If you've not in condition to follow this regimen without stopping, work up to it! If you can only do 2 minutes at a time, work at your pace. What she proposed is tough, walking lunges are hard, on an incline makes it harder still! And do follow her advice, SLOW IS GOOD!! You'll find your pace when you start doing them. I'm some where in the 1.5 speed range, even slower on an incline. Some is better than none and moderation is key. The body is wonderfully adaptive!

With that being said, if you find that walking lunges bother you, try reverse lunges (not on the treadmill though!!). They don't tax your knees the same because you're stepping BACKWARDS.

Best of luck and let us know how it goes!!
 
what are walking lunges and inclines? as you may be able to tell I don't visit the gym often at all...
 
VWVixxen said:
From walking on the treadmill...you won't gain muscle at all. However, You can to some extent tone your glutes, hams and calves by using an incline position. ;) (Double your results with one exercise!)

HTH!
Off topic a little: I'm no expert( AT ALL) but when I was "just walking on the treadmill" it did help strengthen the muscles in my legs"
 
VWVixxen said:
Great advice GymFreak!! I'm going to try that this morning at the gym!

I always like to add: please listen to your body with all of this! If you have bad knees or start to feel unusual pains in them, back off. A knee ligament strain takes WEEKS to heal, trust me, I know! :(

If you've not in condition to follow this regimen without stopping, work up to it! If you can only do 2 minutes at a time, work at your pace. What she proposed is tough, walking lunges are hard, on an incline makes it harder still! And do follow her advice, SLOW IS GOOD!! You'll find your pace when you start doing them. I'm some where in the 1.5 speed range, even slower on an incline. Some is better than none and moderation is key. The body is wonderfully adaptive!

With that being said, if you find that walking lunges bother you, try reverse lunges (not on the treadmill though!!). They don't tax your knees the same because you're stepping BACKWARDS.

Best of luck and let us know how it goes!!

Thanks vixxen, I will be working out in about an hour or so. I will let you guys know how it went. Vixxen I just took a look at your fotki, you look great.

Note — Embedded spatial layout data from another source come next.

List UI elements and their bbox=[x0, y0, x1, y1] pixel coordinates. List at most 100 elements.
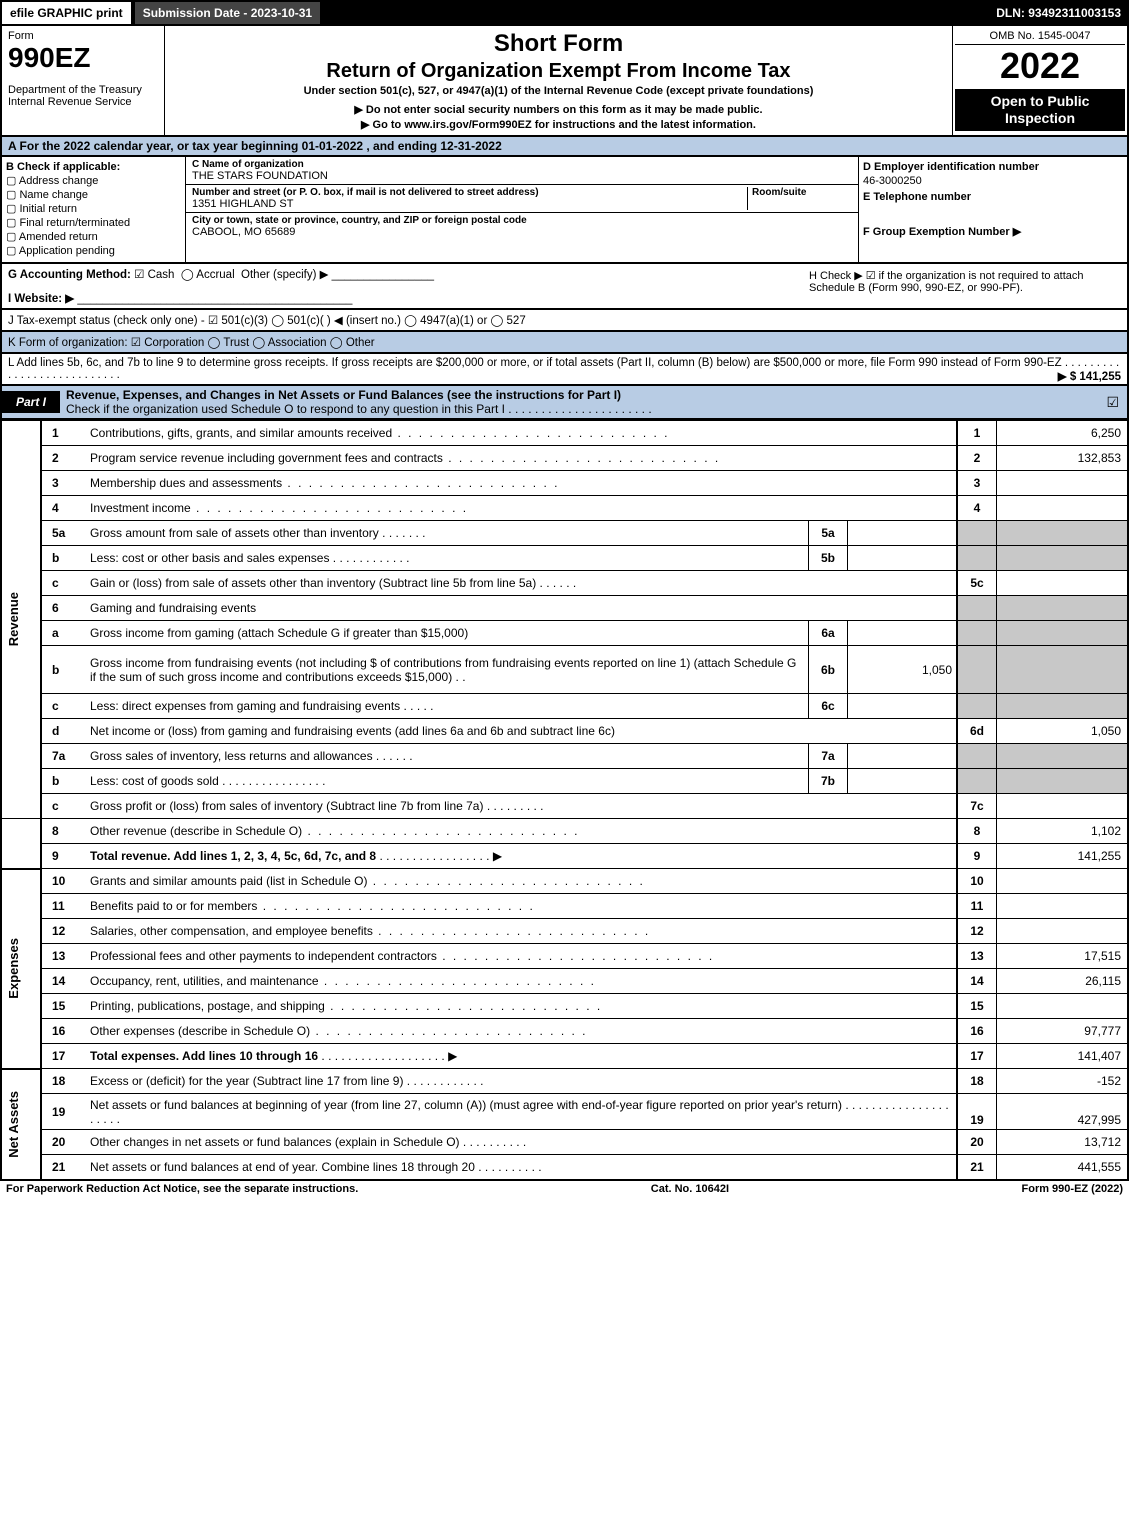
form-header: Form 990EZ Department of the Treasury In… bbox=[0, 26, 1129, 137]
line-7c-val bbox=[997, 794, 1129, 819]
org-name-label: C Name of organization bbox=[192, 159, 852, 170]
check-final-return[interactable]: ▢ Final return/terminated bbox=[6, 216, 181, 229]
line-13-desc: Professional fees and other payments to … bbox=[90, 949, 437, 963]
line-h-schedule-b: H Check ▶ ☑ if the organization is not r… bbox=[807, 267, 1121, 296]
line-3-rn: 3 bbox=[957, 471, 997, 496]
line-1-val: 6,250 bbox=[997, 421, 1129, 446]
part-1-check[interactable]: ☑ bbox=[1098, 392, 1127, 413]
line-6b-in: 6b bbox=[809, 646, 848, 694]
line-6d-val: 1,050 bbox=[997, 719, 1129, 744]
ein-label: D Employer identification number bbox=[863, 161, 1123, 173]
line-6d-num: d bbox=[41, 719, 86, 744]
footer-cat: Cat. No. 10642I bbox=[651, 1183, 729, 1195]
grey-cell bbox=[997, 769, 1129, 794]
line-18-num: 18 bbox=[41, 1069, 86, 1094]
line-5a-iv bbox=[848, 521, 958, 546]
dept-label: Department of the Treasury Internal Reve… bbox=[8, 84, 158, 108]
grey-cell bbox=[957, 744, 997, 769]
box-b-title: B Check if applicable: bbox=[6, 161, 181, 173]
line-20-val: 13,712 bbox=[997, 1130, 1129, 1155]
line-7c-num: c bbox=[41, 794, 86, 819]
line-7a-in: 7a bbox=[809, 744, 848, 769]
line-7c-rn: 7c bbox=[957, 794, 997, 819]
street-value: 1351 HIGHLAND ST bbox=[192, 198, 747, 210]
grey-cell bbox=[997, 596, 1129, 621]
dln: DLN: 93492311003153 bbox=[988, 0, 1129, 26]
org-name: THE STARS FOUNDATION bbox=[192, 170, 852, 182]
row-g-h: H Check ▶ ☑ if the organization is not r… bbox=[0, 264, 1129, 310]
check-application-pending[interactable]: ▢ Application pending bbox=[6, 244, 181, 257]
form-subtitle: Under section 501(c), 527, or 4947(a)(1)… bbox=[169, 85, 948, 97]
line-9-desc: Total revenue. Add lines 1, 2, 3, 4, 5c,… bbox=[90, 849, 376, 863]
line-19-val: 427,995 bbox=[997, 1094, 1129, 1130]
line-3-val bbox=[997, 471, 1129, 496]
line-6a-desc: Gross income from gaming (attach Schedul… bbox=[90, 626, 468, 640]
tel-label: E Telephone number bbox=[863, 191, 1123, 203]
line-14-num: 14 bbox=[41, 969, 86, 994]
line-2-val: 132,853 bbox=[997, 446, 1129, 471]
line-6c-iv bbox=[848, 694, 958, 719]
line-10-desc: Grants and similar amounts paid (list in… bbox=[90, 874, 367, 888]
form-warn-1: ▶ Do not enter social security numbers o… bbox=[169, 103, 948, 116]
city-value: CABOOL, MO 65689 bbox=[192, 226, 852, 238]
line-10-num: 10 bbox=[41, 869, 86, 894]
form-warn-2[interactable]: ▶ Go to www.irs.gov/Form990EZ for instru… bbox=[169, 118, 948, 131]
line-7c-desc: Gross profit or (loss) from sales of inv… bbox=[90, 799, 483, 813]
line-21-desc: Net assets or fund balances at end of ye… bbox=[90, 1160, 475, 1174]
check-initial-return[interactable]: ▢ Initial return bbox=[6, 202, 181, 215]
line-5b-iv bbox=[848, 546, 958, 571]
grey-cell bbox=[997, 546, 1129, 571]
line-4-rn: 4 bbox=[957, 496, 997, 521]
tax-year: 2022 bbox=[955, 45, 1125, 87]
line-5c-val bbox=[997, 571, 1129, 596]
line-16-val: 97,777 bbox=[997, 1019, 1129, 1044]
city-label: City or town, state or province, country… bbox=[192, 215, 852, 226]
line-6b-num: b bbox=[41, 646, 86, 694]
footer-left: For Paperwork Reduction Act Notice, see … bbox=[6, 1183, 358, 1195]
info-grid: B Check if applicable: ▢ Address change … bbox=[0, 157, 1129, 264]
box-b-checkboxes: B Check if applicable: ▢ Address change … bbox=[2, 157, 186, 262]
line-9-num: 9 bbox=[41, 844, 86, 869]
line-21-rn: 21 bbox=[957, 1155, 997, 1181]
line-20-rn: 20 bbox=[957, 1130, 997, 1155]
line-1-rn: 1 bbox=[957, 421, 997, 446]
part-1-sub: Check if the organization used Schedule … bbox=[66, 402, 505, 416]
line-4-num: 4 bbox=[41, 496, 86, 521]
ein-value: 46-3000250 bbox=[863, 175, 1123, 187]
part-1-dots: . . . . . . . . . . . . . . . . . . . . … bbox=[508, 402, 651, 416]
line-6-num: 6 bbox=[41, 596, 86, 621]
line-5a-in: 5a bbox=[809, 521, 848, 546]
line-11-num: 11 bbox=[41, 894, 86, 919]
check-amended-return[interactable]: ▢ Amended return bbox=[6, 230, 181, 243]
open-to-public: Open to Public Inspection bbox=[955, 89, 1125, 131]
line-8-rn: 8 bbox=[957, 819, 997, 844]
arrow-icon: ▶ bbox=[448, 1049, 457, 1063]
part-1-label: Part I bbox=[2, 391, 60, 413]
line-19-num: 19 bbox=[41, 1094, 86, 1130]
line-15-desc: Printing, publications, postage, and shi… bbox=[90, 999, 325, 1013]
grey-cell bbox=[997, 646, 1129, 694]
line-18-desc: Excess or (deficit) for the year (Subtra… bbox=[90, 1074, 403, 1088]
line-1-desc: Contributions, gifts, grants, and simila… bbox=[90, 426, 392, 440]
line-8-val: 1,102 bbox=[997, 819, 1129, 844]
line-5b-in: 5b bbox=[809, 546, 848, 571]
check-address-change[interactable]: ▢ Address change bbox=[6, 174, 181, 187]
check-name-change[interactable]: ▢ Name change bbox=[6, 188, 181, 201]
form-number: 990EZ bbox=[8, 42, 158, 74]
line-19-rn: 19 bbox=[957, 1094, 997, 1130]
grey-cell bbox=[957, 546, 997, 571]
revenue-side-label: Revenue bbox=[6, 592, 21, 646]
line-3-num: 3 bbox=[41, 471, 86, 496]
grey-cell bbox=[997, 521, 1129, 546]
efile-print-button[interactable]: efile GRAPHIC print bbox=[0, 0, 133, 26]
line-2-num: 2 bbox=[41, 446, 86, 471]
line-5c-num: c bbox=[41, 571, 86, 596]
line-19-desc: Net assets or fund balances at beginning… bbox=[90, 1098, 842, 1112]
line-15-rn: 15 bbox=[957, 994, 997, 1019]
line-9-val: 141,255 bbox=[997, 844, 1129, 869]
page-footer: For Paperwork Reduction Act Notice, see … bbox=[0, 1181, 1129, 1197]
form-label: Form bbox=[8, 30, 158, 42]
line-6c-in: 6c bbox=[809, 694, 848, 719]
line-11-val bbox=[997, 894, 1129, 919]
part-1-table: Revenue 1 Contributions, gifts, grants, … bbox=[0, 420, 1129, 1181]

I didn't know you're a personal trainer, you have a lot of great infos. I will be stalking you now:lol: , and your hair looks great.
 
KissKiss said:
what are walking lunges and inclines? as you may be able to tell I don't visit the gym often at all...

Inclines is just increasing the intensity on your treadmil, and lunges is a form of squats. I'm not quite sure how to explain it, maybe someone can explain it better.